Puis, un sentier de retour conduit par une rampe assez rapide, secourue par des escaliers nombreux, jusque sous le terrassement de l’hôtel. Un travail récent a su créer un chemin d’accès permettant l’ascension calme d’un mamelon spécial, de ce côté occidental de la montagne, mamelon que les premiers occupants de Bana avaient escaladé dans les difficultés du bois et de la pente. Sur un arbre du sommet, il fut fixé un drapeau : le mamelon reste désormais « le Drapeau ». Et de sa terrasse de crête on a bien l’un des plus puissants panoramas du système montagneux de l’Ouest et du Nord, sur les détails de la chaîne et sur la gigantesque masse qui l’épaule, étendue tel un barrage que termine en mer la montagne du Col.
Chaque escarpement est devenu praticable, chaque ravin se laisse atteindre ; le Service des Forêts a ingénieusement su créer et aménager les sentiers utiles. Il faudrait dire les beautés de chacun, les décors spéciaux, les défilés, les chaos, la munificence des végétations de tel point, la succession des merveilles du sous-bois pénétré par certains torrents : ainsi celui qui aboutit à l’endroit que l’on dit « la source de Faifo ».
Sur les chemins réguliers sont disposés, pour le gré des promenades tranquilles, des bancs dont l’installation a été définie sur des emplacements qui apportent le charme de leur cadre ou l’agrément de la vue qu’ils permettent.
Souvent, revenant de « Faifo » par la route, nous dirigeant vers le groupement actuel de Bana, nous nous sommes arrêtés, à la partie supérieure de cette route. Un banc est précisément installé sur le chemin en bordure de l’escarpement où sont édifiés les pavillons de la Douane, un peu en avant de ce couloir toujours glacé où la route abandonne le versant Est des cimes pour se jeter sur celui de l’Ouest.
A nos pieds, une pente presque en à-pic, s’effondrant vers un ravin peuplé d’arbres ; deux pins aux aiguilles dressées sur des membres tordus encadraient le décor ainsi que l’on présente tant de paysages japonais ; partout, devant nous, se présentait la houle des verts infinis soulevée par les arbres plus forts, et à travers l’immense trouée qui isole le mamelon de « Faifo », la vue projetée très loin atteignait les montagnes du Nord, celles de l’autre côté du fleuve du Cu-De, montagnes tout entières ensevelies dans des tons violets, s’embrumant vite ou, parfois, laissant tomber sur leurs lignes le pli d’un nuage blanc trop lourd.
Bana a su créer ses excursions dont la variété étonne ; Bana n’a fait appel qu’à sa seule nature, et celle-ci veut intéresser chacun.
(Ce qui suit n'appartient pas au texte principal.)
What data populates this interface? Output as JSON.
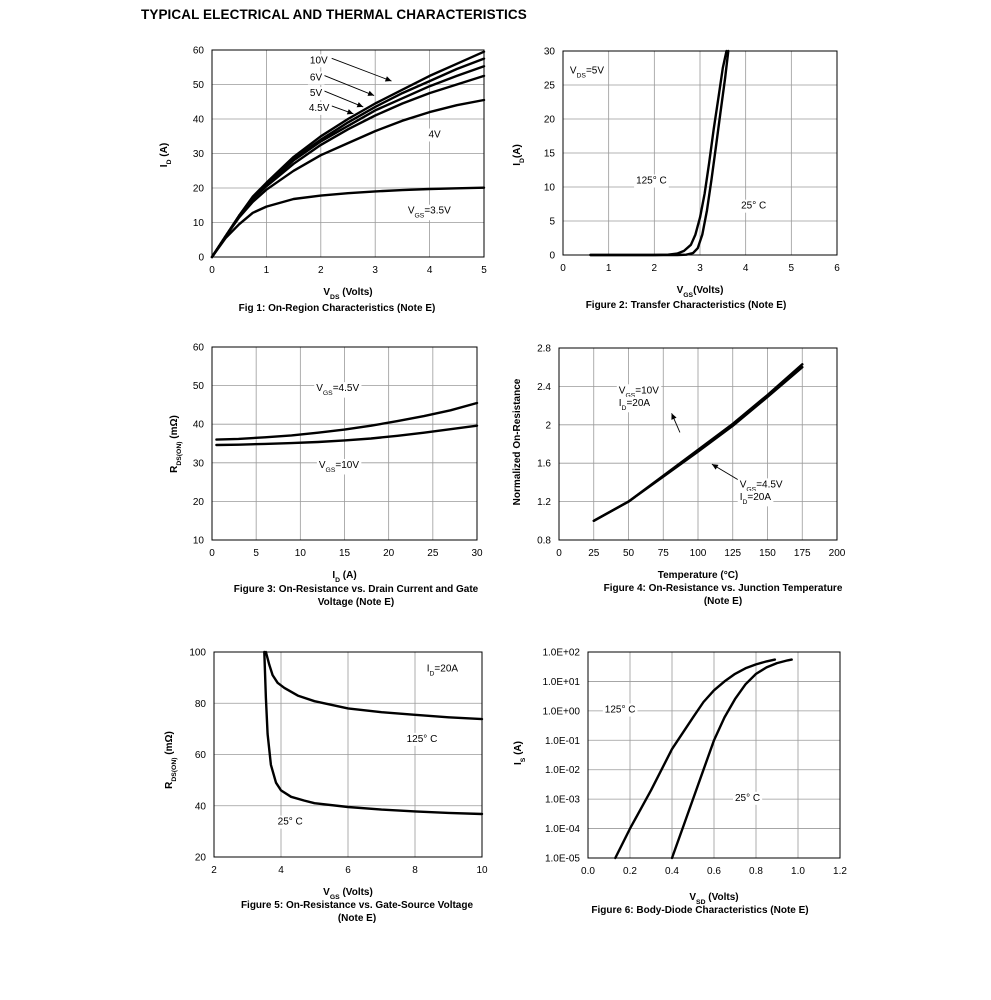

Il ne peut être question de chasse, ou bien alors il faudrait gagner les pentes très basses de l’étage inférieur, non plus que de l’attrait de quelque vestige laissé par l’homme dans le passé. Les promenades ne veulent compter que pour la marche et l’intérêt calme d’un coin charmant ou la découverte d’un panorama merveilleux. Les promenades jouent un grand rôle dans la vie de Bana, et leur action est grande sur le travail qui s’opère pour la santé de chacun dans la bienfaisance d’un climat de fraîcheur avec le réconfort des appétits et l’apport inévitable de sommeils meilleurs.